A Highly Selective and Orally Bioavailable CK1α Molecular Glue Degrader Targets B-Cell Lymphoma Cells

Therapeutics for aggressive and high-risk lymphomas such as activated B-cell-like subtype of diffuse large B-cell lymphoma (ABC-DLBCL), which often develop resistance to treatment, remain unmet. Lenalidomide's clinical efficacy in del(5q) myelodysplastic syndrome is linked to CK1α degradation, though it more potently degrades IKZF1/3. Here, we report the discovery of a highly selective and orally active CK1α molecular glue degrader with strong activity against B-cell lymphomas, including those with acquired genetic resistance to BTK inhibitors.

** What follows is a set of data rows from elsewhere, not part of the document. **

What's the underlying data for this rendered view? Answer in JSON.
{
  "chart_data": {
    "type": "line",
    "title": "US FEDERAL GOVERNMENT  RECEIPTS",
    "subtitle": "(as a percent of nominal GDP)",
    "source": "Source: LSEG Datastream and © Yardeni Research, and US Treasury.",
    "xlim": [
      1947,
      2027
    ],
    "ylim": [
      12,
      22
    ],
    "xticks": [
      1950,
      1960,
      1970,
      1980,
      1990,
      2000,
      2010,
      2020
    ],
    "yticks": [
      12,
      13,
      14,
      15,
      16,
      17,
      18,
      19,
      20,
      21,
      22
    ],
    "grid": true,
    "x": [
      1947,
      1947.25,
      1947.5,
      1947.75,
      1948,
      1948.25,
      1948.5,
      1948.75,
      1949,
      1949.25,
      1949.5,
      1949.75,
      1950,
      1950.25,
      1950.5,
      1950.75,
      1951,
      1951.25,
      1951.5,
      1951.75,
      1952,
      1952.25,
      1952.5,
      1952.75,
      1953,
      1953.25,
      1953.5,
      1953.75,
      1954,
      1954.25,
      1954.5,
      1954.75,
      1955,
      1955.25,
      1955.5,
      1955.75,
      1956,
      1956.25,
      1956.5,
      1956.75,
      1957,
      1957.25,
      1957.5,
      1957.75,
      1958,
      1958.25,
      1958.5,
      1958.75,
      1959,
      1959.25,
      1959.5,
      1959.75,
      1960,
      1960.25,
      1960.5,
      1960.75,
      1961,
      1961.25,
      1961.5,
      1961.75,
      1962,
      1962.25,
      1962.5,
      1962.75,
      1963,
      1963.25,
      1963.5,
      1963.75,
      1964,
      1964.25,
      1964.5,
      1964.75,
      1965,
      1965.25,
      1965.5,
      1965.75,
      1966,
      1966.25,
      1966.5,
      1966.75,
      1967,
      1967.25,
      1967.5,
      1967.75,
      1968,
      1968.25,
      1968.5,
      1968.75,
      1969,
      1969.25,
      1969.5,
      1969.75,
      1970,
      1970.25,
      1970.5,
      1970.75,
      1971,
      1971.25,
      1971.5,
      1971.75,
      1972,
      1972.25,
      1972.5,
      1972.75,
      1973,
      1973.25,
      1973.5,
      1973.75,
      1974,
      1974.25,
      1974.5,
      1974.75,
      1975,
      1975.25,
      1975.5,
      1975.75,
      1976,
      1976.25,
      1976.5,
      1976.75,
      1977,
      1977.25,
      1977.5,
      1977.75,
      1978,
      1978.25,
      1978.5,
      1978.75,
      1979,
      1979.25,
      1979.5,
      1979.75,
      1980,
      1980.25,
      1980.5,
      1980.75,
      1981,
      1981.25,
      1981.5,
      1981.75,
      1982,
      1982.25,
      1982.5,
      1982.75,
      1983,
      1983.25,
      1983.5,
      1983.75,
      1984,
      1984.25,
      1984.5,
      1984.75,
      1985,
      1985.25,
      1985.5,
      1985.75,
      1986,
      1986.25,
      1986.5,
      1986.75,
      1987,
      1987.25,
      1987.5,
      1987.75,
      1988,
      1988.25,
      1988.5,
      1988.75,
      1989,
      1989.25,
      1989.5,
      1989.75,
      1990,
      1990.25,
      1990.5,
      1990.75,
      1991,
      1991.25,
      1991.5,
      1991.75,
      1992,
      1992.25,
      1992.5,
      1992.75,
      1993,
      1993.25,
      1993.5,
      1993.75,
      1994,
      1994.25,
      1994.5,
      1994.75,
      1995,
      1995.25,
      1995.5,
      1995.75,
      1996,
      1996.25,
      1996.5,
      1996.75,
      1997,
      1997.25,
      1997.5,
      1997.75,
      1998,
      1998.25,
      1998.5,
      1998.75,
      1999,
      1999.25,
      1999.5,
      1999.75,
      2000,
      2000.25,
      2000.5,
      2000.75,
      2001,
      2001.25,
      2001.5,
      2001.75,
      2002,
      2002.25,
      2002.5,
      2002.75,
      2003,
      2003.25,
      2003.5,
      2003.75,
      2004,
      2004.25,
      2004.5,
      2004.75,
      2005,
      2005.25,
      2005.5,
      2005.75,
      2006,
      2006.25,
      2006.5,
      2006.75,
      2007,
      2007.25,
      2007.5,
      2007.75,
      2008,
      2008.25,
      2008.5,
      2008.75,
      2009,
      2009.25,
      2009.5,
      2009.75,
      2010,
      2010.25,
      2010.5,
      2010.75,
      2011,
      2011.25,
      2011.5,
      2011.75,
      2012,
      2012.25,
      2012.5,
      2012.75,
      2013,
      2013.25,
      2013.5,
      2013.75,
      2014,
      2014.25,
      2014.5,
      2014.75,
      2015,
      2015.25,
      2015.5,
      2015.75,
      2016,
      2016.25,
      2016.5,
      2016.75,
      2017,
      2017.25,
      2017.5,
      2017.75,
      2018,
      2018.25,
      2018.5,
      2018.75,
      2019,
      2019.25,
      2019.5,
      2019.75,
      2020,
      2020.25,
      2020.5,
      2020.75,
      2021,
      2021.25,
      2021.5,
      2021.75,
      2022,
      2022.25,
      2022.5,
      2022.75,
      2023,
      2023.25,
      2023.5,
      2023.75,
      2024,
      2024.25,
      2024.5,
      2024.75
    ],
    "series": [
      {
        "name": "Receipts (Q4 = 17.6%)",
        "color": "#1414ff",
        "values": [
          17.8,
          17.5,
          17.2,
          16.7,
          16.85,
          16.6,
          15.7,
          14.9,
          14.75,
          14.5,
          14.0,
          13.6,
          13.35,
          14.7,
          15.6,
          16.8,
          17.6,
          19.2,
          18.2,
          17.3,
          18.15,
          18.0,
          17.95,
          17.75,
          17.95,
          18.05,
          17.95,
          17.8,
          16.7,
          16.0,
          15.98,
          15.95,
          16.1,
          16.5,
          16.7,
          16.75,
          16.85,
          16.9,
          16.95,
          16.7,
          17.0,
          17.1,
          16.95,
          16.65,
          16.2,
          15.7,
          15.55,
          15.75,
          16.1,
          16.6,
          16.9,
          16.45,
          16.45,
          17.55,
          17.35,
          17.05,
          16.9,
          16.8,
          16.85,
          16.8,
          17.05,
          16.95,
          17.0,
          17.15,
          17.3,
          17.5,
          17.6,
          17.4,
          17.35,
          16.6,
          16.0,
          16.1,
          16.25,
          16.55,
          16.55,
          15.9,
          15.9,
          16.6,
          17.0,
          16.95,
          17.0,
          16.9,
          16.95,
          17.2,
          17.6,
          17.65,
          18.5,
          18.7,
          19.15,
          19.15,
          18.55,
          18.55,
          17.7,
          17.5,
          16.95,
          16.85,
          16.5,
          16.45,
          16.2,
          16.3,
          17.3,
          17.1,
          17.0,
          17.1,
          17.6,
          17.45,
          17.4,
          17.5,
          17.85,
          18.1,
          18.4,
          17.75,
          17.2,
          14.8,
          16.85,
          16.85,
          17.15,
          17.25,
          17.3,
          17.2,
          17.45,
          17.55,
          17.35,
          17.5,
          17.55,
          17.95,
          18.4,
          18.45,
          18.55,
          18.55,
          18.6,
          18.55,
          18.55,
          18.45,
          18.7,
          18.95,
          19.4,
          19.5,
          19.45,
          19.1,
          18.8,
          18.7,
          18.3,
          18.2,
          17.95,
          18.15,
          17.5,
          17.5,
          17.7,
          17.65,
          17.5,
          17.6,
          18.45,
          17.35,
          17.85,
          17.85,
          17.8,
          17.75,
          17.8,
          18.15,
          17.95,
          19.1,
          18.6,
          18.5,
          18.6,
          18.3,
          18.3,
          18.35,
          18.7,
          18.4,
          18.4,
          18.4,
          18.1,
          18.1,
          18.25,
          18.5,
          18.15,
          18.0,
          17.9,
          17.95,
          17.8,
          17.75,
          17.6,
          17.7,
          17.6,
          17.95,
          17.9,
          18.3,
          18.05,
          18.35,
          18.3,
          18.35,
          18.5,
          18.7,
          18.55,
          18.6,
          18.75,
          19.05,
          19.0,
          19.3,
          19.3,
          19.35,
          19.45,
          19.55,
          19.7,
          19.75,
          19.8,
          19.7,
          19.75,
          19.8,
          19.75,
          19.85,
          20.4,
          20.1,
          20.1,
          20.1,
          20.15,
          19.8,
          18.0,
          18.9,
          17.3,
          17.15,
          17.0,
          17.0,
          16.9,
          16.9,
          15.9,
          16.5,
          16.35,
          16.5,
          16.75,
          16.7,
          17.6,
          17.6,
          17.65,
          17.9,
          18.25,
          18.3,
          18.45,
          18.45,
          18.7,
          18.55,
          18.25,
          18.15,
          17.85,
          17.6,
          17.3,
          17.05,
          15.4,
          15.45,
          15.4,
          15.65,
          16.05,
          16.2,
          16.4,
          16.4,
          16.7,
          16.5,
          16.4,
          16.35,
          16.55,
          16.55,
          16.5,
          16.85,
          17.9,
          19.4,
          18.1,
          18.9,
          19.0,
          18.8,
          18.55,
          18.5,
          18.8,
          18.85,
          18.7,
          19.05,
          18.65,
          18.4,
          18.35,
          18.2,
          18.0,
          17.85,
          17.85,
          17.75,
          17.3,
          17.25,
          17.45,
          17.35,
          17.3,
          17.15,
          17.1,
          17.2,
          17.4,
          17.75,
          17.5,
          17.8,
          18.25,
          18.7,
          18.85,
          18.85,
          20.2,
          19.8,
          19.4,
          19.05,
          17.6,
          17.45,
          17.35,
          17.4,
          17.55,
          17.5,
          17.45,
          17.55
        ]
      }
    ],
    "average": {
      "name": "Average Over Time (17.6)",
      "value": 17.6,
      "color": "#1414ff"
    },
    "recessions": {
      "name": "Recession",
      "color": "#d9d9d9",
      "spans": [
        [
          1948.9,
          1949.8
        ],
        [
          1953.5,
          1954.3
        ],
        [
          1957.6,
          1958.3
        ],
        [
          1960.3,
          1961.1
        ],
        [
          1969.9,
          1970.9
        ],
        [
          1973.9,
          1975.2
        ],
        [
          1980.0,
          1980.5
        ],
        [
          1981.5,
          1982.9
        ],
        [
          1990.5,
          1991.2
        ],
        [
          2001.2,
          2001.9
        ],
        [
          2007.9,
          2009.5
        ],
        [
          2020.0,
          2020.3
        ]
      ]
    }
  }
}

To identify molecular glues other than degraders for IKZF1/3 and GSPT1, we rationally designed a cereblon (CRBN)-binding molecular glue library with unique chemical scaffolds distinct from traditional IMiDs drugs. The library was screened for compounds that suppress IL-2 expression following T-cell activation, as opposed to the IL-2 enhancement seen with IMiDs. Through this process, we identified INNO-220, a potent inhibitor of IL-2 secretion in a CRBN-dependent manner. Our proteomics analysis revealed a significant and selective downregulation of CK1α, along with an increase in p53 levels induced by INNO-220, both of which were CRBN-dependent. Notably, no impact on IKZF1, IKZF3, or GSPT1 was observed. Molecular dynamics modeling demonstrated that CK1α interacts with the CRBN-INNO-220 complex through the β-hairpin loop in the kinase N-lobe of CK1α β-strands 2 and 3.

INNO-220 treatment led to significant decrease in the phosphorylation of IκBα (Ser32) and p65 (Ser536) and inhibition of NF-κB signaling in activated T cells. Given the crucial role of NF-κB signaling in B-cell malignancies, we conducted a screen for INNO-220-sensitive lymphoma cell lines. DLBCL and mantle cell lymphoma (MCL) cell lines undergo apoptosis and cell cycle arrest at G0/G1 phase after INNO-220 treatment. Specifically, INNO-220 shows potent anti-proliferative activity in OCI-Ly3, an ABC-DLBCL cell line that harbors a CARD11 gain-of-function (GoF) mutation with constitutive NF-κB activation and is resistant to Bruton tyrosine kinase (BTK) inhibitors. In an OCI-Ly3 xenograft model, INNO-220 exhibits dose-dependent and more robust tumor inhibition compared to JNJ-67856633, a MALT1 inhibitor currently in clinical trials for lymphoma. Tumors from animals treated with INNO-220 showed a dose-dependent reduction in CK1α levels, increased p53 expression, and decreased Ki67 staining.

To understand the mechanism of action of INNO-220, we employed RNA sequencing in OCI-Ly3 and found INNO-220 activates p53 and inhibits NF-κB signaling. INNO-220 shows comparable anti-proliferative activity in OCI-Ly3 to the combination of MALT1 inhibitor and MDM2 antagonist, suggesting targeting both pathways is required for maximum anti-cancer activity. In Z-138 (MCL) and OCI-Ly19 (GCB-DLBCL) cells where NF-κB is not activated, INNO-220 demonstrates similar anti-proliferative activity with MDM2 antagonist, suggesting that activation of p53 is the primary mechanism driving their antiproliferative effects.

BTK inhibitors have minimal impact on NF-κB signaling in lymphoma with activating CARD11 mutations. The mechanism by which CARD11 mutations lead to the constitutive activation of NF-κB remains poorly defined. In OCI-Ly3, unlike what we observed in normal T cells, we found that CARD11/BCL10/MALT1 (CBM) complex is formed without stimulation. Degradation of CK1α by INNO-220 disrupts the existing CBM complex. The assembly of the CBM complex induced by BCR or TCR requires phosphorylation within the CARD11 linker region. In the absence of stimulation, the mutated CARD11 is already heavily phosphorylated at Ser652, which was significantly reduced by INNO-220. Our findings demonstrate that GoF CARD11 mutation is necessary, but not sufficient to form and maintain constitutively active CBM complex, for which CK1α is required.

In summary, our findings underscore the potential of INNO-220, a selective CK1α degrader that targets both the NF-κB and p53 pathways, in offering new treatment strategy for lymphoma, including those resistant to BTK inhibitors. The results from this study not only position INNO-220 as a promising anti-cancer agent for B-cell lymphomas but also suggest a potential strategy for patient stratification, a crucial aspect of personalized medicine.